Long road to regulation

However, Mr Neilson does not believe all the RDR’s aims have been met, describing the overall picture as “nuanced”. He explains: “It is hard to see how the market is more resilient now in light of the difficulties advisers are facing in securing professional indemnity insurance.

“The related issue of poorly defined benefit transfer advice has done little to help with consumer confidence and trust, despite the great job most advisers do daily.”

Nick McBreen, an IFA with Worldwide Financial Planning, thinks the aims of RDR were laudable but ultimately too lofty to be realised. He says: “For the business world post-RDR, the regulator’s aim was indeed a big ask and for the most part has not been achieved.”

Mr Thompson agrees, highlighting an ever-increasing demand for advice, thanks to a combination of political, economic and social factors, including an ageing population, pension freedoms and intergenerational inequality. Approximately 750,000 people across the UK now retire each year.
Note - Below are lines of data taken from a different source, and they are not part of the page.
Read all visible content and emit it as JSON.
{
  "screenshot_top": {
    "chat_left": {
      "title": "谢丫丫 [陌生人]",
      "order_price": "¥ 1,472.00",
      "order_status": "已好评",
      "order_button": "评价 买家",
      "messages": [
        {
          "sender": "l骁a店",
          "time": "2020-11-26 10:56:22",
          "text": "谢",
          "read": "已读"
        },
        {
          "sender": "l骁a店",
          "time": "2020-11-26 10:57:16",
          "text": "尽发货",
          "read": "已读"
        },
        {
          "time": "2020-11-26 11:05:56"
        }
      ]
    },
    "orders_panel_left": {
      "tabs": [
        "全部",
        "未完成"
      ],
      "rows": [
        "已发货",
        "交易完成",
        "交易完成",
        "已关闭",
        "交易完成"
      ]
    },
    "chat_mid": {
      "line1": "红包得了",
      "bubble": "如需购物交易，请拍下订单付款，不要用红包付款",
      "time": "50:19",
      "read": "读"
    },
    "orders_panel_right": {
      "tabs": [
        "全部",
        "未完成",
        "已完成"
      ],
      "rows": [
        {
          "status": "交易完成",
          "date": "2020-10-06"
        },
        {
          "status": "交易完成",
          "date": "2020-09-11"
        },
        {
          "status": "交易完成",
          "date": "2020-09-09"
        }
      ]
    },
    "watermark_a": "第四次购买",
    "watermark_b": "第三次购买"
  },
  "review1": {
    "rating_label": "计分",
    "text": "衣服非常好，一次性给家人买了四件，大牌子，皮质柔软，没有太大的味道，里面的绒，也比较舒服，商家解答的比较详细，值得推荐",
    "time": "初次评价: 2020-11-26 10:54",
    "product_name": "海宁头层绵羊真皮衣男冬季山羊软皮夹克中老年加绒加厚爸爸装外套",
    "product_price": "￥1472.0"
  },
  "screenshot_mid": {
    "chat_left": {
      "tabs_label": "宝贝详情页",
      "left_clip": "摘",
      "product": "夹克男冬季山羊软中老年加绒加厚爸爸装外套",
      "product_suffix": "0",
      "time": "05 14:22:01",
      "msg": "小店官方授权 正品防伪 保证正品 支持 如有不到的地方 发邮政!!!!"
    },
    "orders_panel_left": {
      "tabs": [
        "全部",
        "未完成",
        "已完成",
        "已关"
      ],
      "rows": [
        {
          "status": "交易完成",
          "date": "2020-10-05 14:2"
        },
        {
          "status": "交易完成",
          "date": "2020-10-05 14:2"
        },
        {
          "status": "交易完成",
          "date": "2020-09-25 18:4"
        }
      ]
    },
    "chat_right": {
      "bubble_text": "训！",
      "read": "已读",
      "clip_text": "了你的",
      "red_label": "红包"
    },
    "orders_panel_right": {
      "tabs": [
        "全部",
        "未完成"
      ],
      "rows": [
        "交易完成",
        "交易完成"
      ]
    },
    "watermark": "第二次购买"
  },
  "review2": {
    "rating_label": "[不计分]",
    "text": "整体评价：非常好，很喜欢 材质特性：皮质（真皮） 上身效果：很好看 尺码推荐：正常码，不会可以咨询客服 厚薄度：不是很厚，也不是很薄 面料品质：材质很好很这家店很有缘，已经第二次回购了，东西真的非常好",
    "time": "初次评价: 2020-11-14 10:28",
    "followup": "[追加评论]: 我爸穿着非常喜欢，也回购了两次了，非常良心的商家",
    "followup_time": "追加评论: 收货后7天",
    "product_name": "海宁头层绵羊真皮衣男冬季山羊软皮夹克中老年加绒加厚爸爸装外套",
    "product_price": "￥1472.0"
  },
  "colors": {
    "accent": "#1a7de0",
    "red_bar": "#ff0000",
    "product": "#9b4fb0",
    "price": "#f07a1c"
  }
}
Derek Bradley, founder of forum PanaceaAdviser, comments: “In terms of professionalism, it was positive, but it was not resilient, especially for smaller firms, as regulatory costs and limit increases from the Financial Ombudsman Service continue to have a negative effect. Regulation is a hungry beast and needs to be fed a lot, and often. Without that burden, advice would be cheaper.”

In a poll of 140 member companies, SimplyBiz members were divided over whether the rules derived from RDR and FAMR were working well. As Chart 2 illustrates, 52 per cent said yes, 41 per cent said no and 7 per cent were unsure.

Anonymised comments included: “It’s been relatively successful, but costs are far more expensive for clients and many have been priced out of the advice market.”

Earlier this year, a report produced by Garry Heath, director-general of trade body Libertatum, found that, despite the positive-sounding FAMR objectives, 5 per cent of advisers, a total of 1,650, have immediate plans to retire. Another 16 per cent, a total of 5,280 advisers, hope to retire in the next five years. 

And advice is still urgently needed, as Mr Thompson adds: “FAMR was tasked with finding avenues to provide affordable and accessible advice and guidance to everyone. However, to date FAMR has not achieved its goals and has not enabled the industry to offer meaningful financial guidance in support of a public service.”

The FCA was asked for its views on these comments, but did not provide a response.

According to Mr McBreen, falling adviser numbers, an ageing IFA cohort and ever-increasing regulatory pressures and process changes have not made the advice sector any more resilient or effective, despite FAMR findings.